On peut lutter contre l’eutrophisation des plans d’eau :
- par des mesures curatives : oxygénation, déstratification, lutte chimique (ex. : emploi de sel de cuivre comme algicide) ou biologique ;
- par des mesures préventives, comme le détournement des effluents par un collecteur de ceinture (ex. : lac d’Annecy) ou par une dérivation ;
- par un traitement poussé dans les stations d’épuration (diminution des MES, élimination de l’azote et surtout du phosphore) qui s’y déversent.
Accumulant tout ce que l’on y rejette, les eaux stagnantes sont par ailleurs vulnérables à toutes les autres formes de pollution : il faut donc les protéger particulièrement.
cas des cours d’eau
Même si la définition complète de l’eutrophisation ne s’applique pas aux cours d’eau, beaucoup d’entre eux souffrent de certaines des manifestations décrites plus haut, en particulier de développements excessifs d’algues planctoniques (ex. en France : la Loire), suivis parfois d’implantations envahissantes de Macrophytes. Pour les rivières importantes, on étudie ces problèmes en subdivisant le cours d’eau en sous-bassins, auxquels on applique des modèles prévisionnels tenant compte de l’hydrologie, de la météorologie, des apports ponctuels et diffus… Comme pour les lacs et les retenues de barrages, c’est la déphosphatation des effluents qui constitue l’un des moyens de lutte prioritaires.
Quant au phénomène de pollution des rivières, il peut être caractérisé par de nombreux bio-indicateurs ; en France, après avoir longtemps utilisé le système des saprobies, puis les indices biotiques, on emploie maintenant des indicateurs normalisés :
- Indice biologique global normalisé ou IBGN (NF T 90-350, décembre 1992) : comme les indices biotiques cités plus haut, dont il dérive, mais complété par un système expert, il repose sur une analyse de la macrofaune benthique (vers, mollusques, crustacés, larves d’insectes…) ; toutefois, il s’applique mal aux grands fleuves, pour lesquels un Indice biologique global adapté (ou IBGA) a été mis au point : ce dernier prend en compte la dispersion géographique des espèces ;
- Indice biologique diatomées ou IBD (NF T 90-354, juin 2000) : il consiste en une analyse de la flore diatomique benthique (prélevée sur tout support immergé), qui est sensible aux altérations chimiques du milieu (matière organique, N et P, minéralisation, pH…).

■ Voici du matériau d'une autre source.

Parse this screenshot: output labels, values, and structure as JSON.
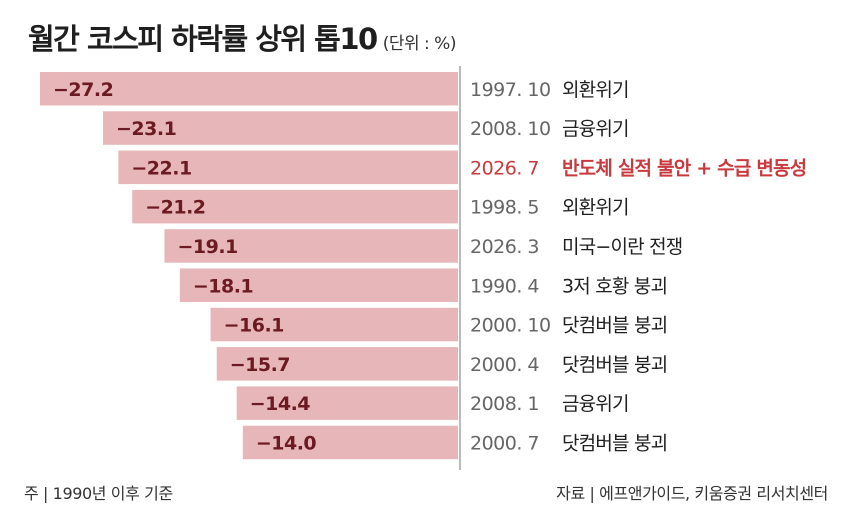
{
  "title": "월간 코스피 하락률 상위 톱10",
  "unit": "(단위 : %)",
  "footnote": "주 | 1990년 이후 기준",
  "source": "자료 | 에프앤가이드, 키움증권 리서치센터",
  "colors": {
    "bar": "#e6b6b8",
    "value_text": "#6b1a22",
    "highlight_text": "#c9393d",
    "date_text": "#666666",
    "label_text": "#1f1f1f",
    "axis": "#777777"
  },
  "chart_data": {
    "type": "bar",
    "orientation": "horizontal",
    "xlim": [
      -27.2,
      0
    ],
    "categories": [
      "1997. 10",
      "2008. 10",
      "2026. 7",
      "1998. 5",
      "2026. 3",
      "1990. 4",
      "2000. 10",
      "2000. 4",
      "2008. 1",
      "2000. 7"
    ],
    "values": [
      -27.2,
      -23.1,
      -22.1,
      -21.2,
      -19.1,
      -18.1,
      -16.1,
      -15.7,
      -14.4,
      -14.0
    ],
    "value_labels": [
      "−27.2",
      "−23.1",
      "−22.1",
      "−21.2",
      "−19.1",
      "−18.1",
      "−16.1",
      "−15.7",
      "−14.4",
      "−14.0"
    ],
    "reasons": [
      "외환위기",
      "금융위기",
      "반도체 실적 불안 + 수급 변동성",
      "외환위기",
      "미국−이란 전쟁",
      "3저 호황 붕괴",
      "닷컴버블 붕괴",
      "닷컴버블 붕괴",
      "금융위기",
      "닷컴버블 붕괴"
    ],
    "highlight_index": 2
  }
}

Ces indices sont exprimés par une note comprise entre 0 et 20 et conduisent à distribuer les eaux entre cinq classes de qualité.

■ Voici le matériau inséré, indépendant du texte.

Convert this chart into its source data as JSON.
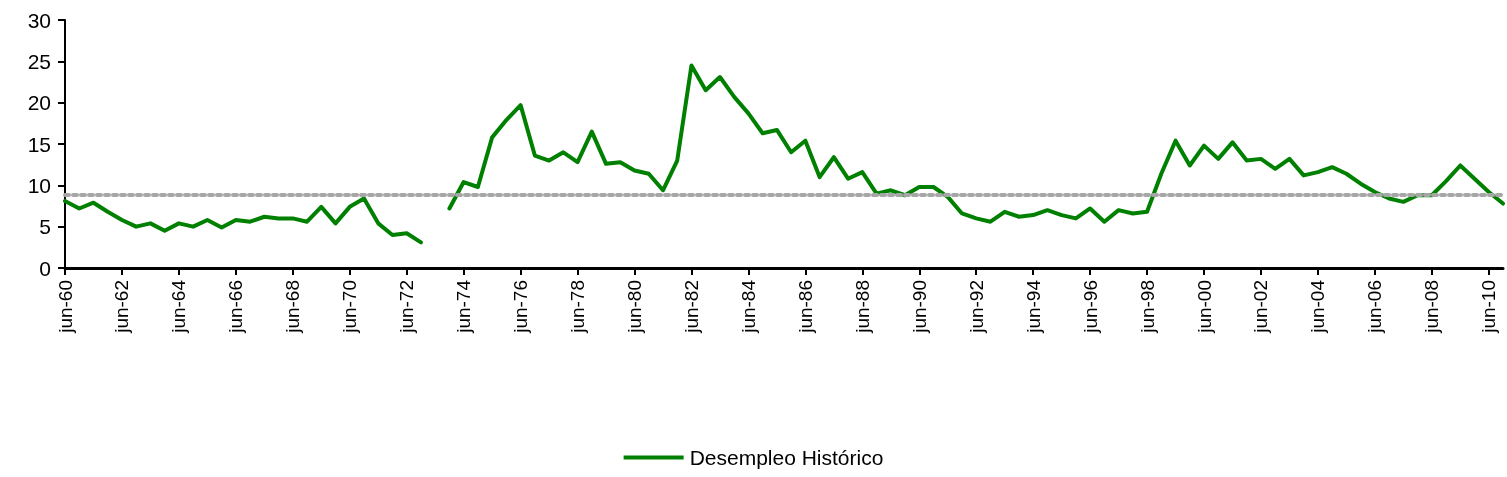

Avec d’autres indices (poissons, macrophytes, oligochètes, oiseaux…), ces méthodes permettent d’évaluer la qualité biologique d’un cours d’eau et son évolution dans le temps et/ou dans l’espace, l’effet perturbateur d’une pollution par comparaison entre l’amont et l’aval d’un rejet (disparition d’espèces sensibles, apparition d’espèces tolérantes, diminution du nombre des espèces, augmentation du nombre d’individus dans chaque espèce), l’efficacité d’un traitement d’effluent, une tendance vers l’eutrophisation… Le système d’évaluation SEQ-Bio cité plus haut utilise ces bio-indicateurs.

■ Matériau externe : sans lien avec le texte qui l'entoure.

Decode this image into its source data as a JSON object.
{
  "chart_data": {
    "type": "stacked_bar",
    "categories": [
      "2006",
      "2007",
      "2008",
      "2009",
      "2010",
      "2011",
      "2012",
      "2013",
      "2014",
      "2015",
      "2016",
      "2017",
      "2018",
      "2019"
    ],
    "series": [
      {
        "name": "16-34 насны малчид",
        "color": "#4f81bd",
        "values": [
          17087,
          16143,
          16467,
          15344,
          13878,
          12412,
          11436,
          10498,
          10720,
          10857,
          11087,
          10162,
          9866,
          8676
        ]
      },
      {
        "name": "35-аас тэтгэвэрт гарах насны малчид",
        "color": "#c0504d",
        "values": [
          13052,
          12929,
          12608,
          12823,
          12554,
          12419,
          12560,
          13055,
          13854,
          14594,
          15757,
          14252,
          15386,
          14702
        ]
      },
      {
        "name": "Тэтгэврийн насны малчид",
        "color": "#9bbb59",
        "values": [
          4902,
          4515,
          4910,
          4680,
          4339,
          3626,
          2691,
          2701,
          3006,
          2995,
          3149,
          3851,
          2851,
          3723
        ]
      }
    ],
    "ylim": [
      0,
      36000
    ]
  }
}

pollution des nappes souterraines
Les cas de contamination concernent surtout des nappes peu profondes (phréatiques, alluviales, karstiques…). Grâce à la présence universelle d’une faune aquatique souterraine (crustacés, protozoaires…) pouvant atteindre des profondeurs de plusieurs centaines de mètres, un indice global spécifique de ce milieu est à l’étude.